La tierra quemaba, perdida en medio del monte, poco tiempo trabajando en zonas rurales, llegar por esas rutas de arenales en moto, se dificultaba, para asistir el único medio de transporte, que me garantizaba llegar al lugar a tiempo, y el regreso.
Cuando decidí un jueves la nueva movilidad motocicleta, cuatro tiempos, no sabía dominarla exactamente, me asesore aceleradamente esa tarde, viernes ruta, rumbo al trabajo.
En el primer banco de arenal, por mis torpezas, inexperta, daba paradero al suelo, un par de veces, mido 1,62 de altura, me llevaba un tiempito acomodarme, y seguir.
Al desviar un camino que mi sospechoso instinto me decía atajo, y aquí estoy en medio de incendios forestales, con calor y respirando humo, la vegetación amarillenta, saqueada, combustible que alimenta el hambre voraz de los fuegos, animales que no huyeron a tiempo, deplorable postal, los que sobrevivieron con sus huesos pegados a la piel, mucho tiempo sin llover, los campos sangrando, sangrando dolor alrededor, resistiendo.
Agonizando los ríos, lagunas, charcos rajados como las cicatrices de otros tiempos.
Los conjuros del viento y las polvaredas, juegan a los mugrientos invisibles, cubriendo áreas grotescas.
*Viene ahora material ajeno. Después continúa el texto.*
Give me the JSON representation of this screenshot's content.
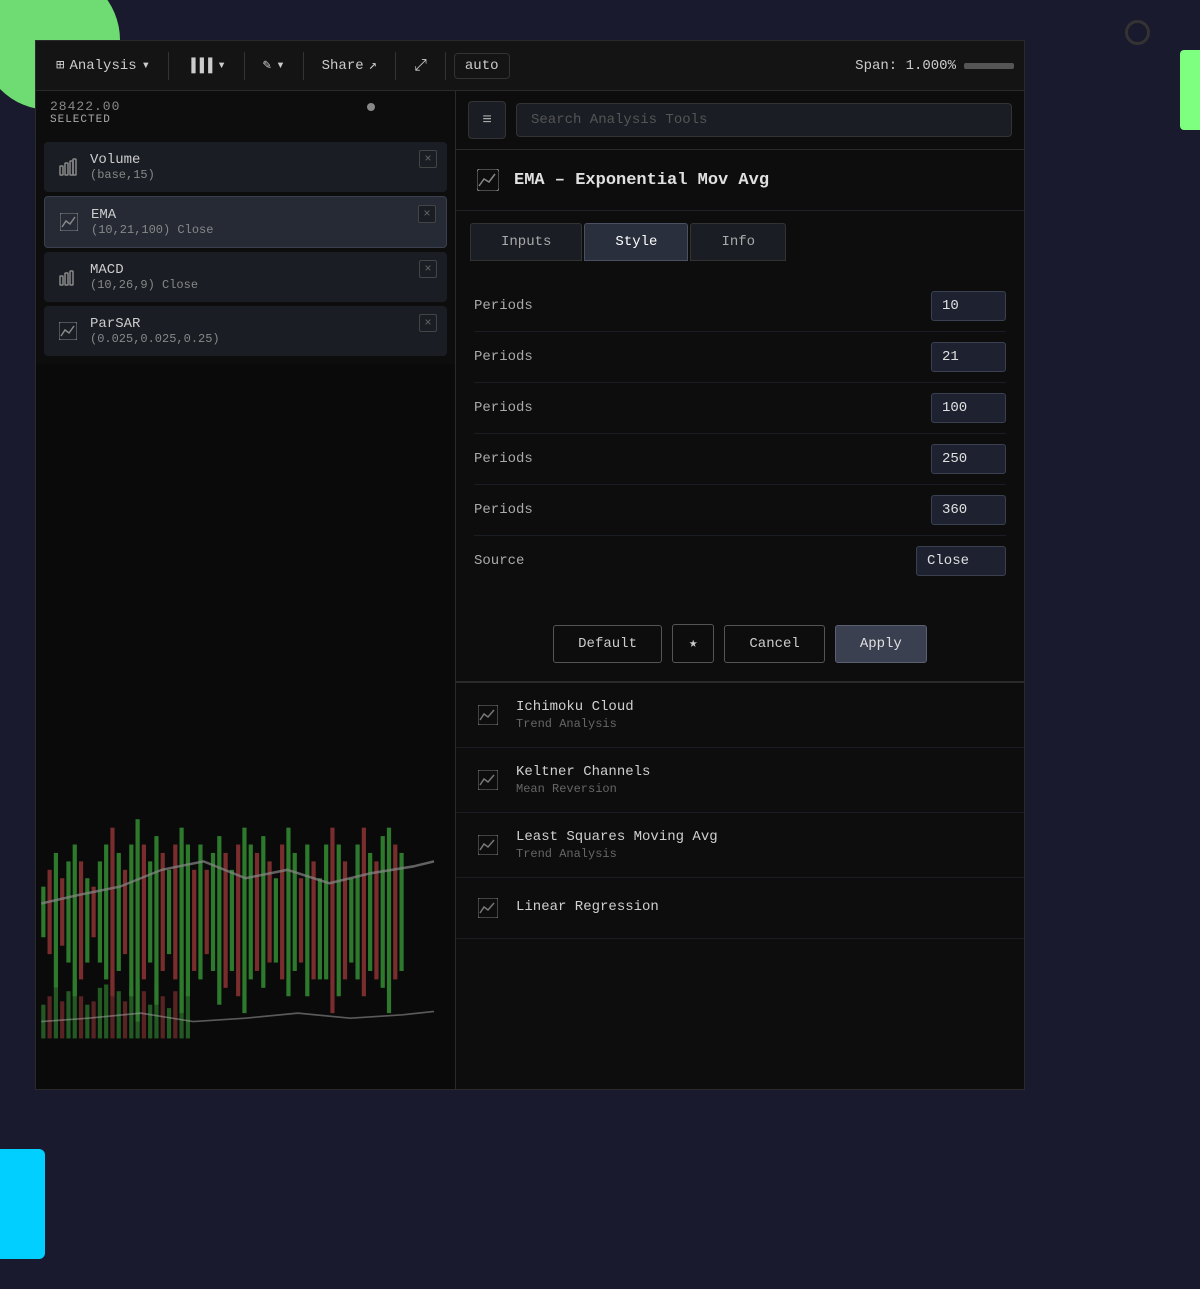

Sigo hacia adelante en la motocicleta, entre garabatos esquivos de naturaleza muerta, quiero salir algún terraplén a oxigenar mis pulmones, quitarme el polvo, tomar la sombra de algún reparo, la sed y calor suben los niveles de mi agobio
Dos horas van desde que de partí, llegue a una tranquera de madera entre las divisiones de campos alambrados, siento alivio y alegría, me indicaba que no estaría lejos de algún rancho.
Me bajo abro el portón, cruzo el terreno cada vez más minado de espinas y ramas desperdigadas en la zona, caminando voy hacia la dirección del sendero de pasos que me indicaban instintivamente la existencia de personas que me ayudaran, cada vez más cerca, veo un humo negro, remolineando indomable, un cartel rústico Escuela paraje El Carpincho, la protagonista domable.
Una cadena humana, de niños, adultos, jóvenes, adolescentes, con baldes de agua que sacaban de un aljibe, su única reserva del preciado líquido, mucha gente cercana llegó al lugar, a dar una mano, algunos cargaban con agua los baldes y corrían.
Me arremangue y me uní a la cadena, esta gente sencilla, golpeada tantas veces por las inclemencias climáticas, no vacila en estar presente y ayudar a quienes más lo están padeciendo, no se quedan con las diferencias de discordias por algún animal perdido.
Se continuo apagando por horas, todos agotados, exhaustos, el sol aminoraba su poderío, muchos no regresaban a sus hogares por las distancias, se avivo unas leñas en la cocina casera, Una Doñita apareció con una enorme olla y cocinamos un guiso con lo que traían los cercanos.
Asi, sentados alrededor del fuego pasamos la velada, tomando mates, con largas anécdotas nocturnas de creencias norteñas, el pomperito, la luz mala, la dama de blanco, la mujer sin cabeza.
La simpleza de ellos, su humildad, sencillez maravillosa y la alegría de compartir, como si nada hubiera sucedido.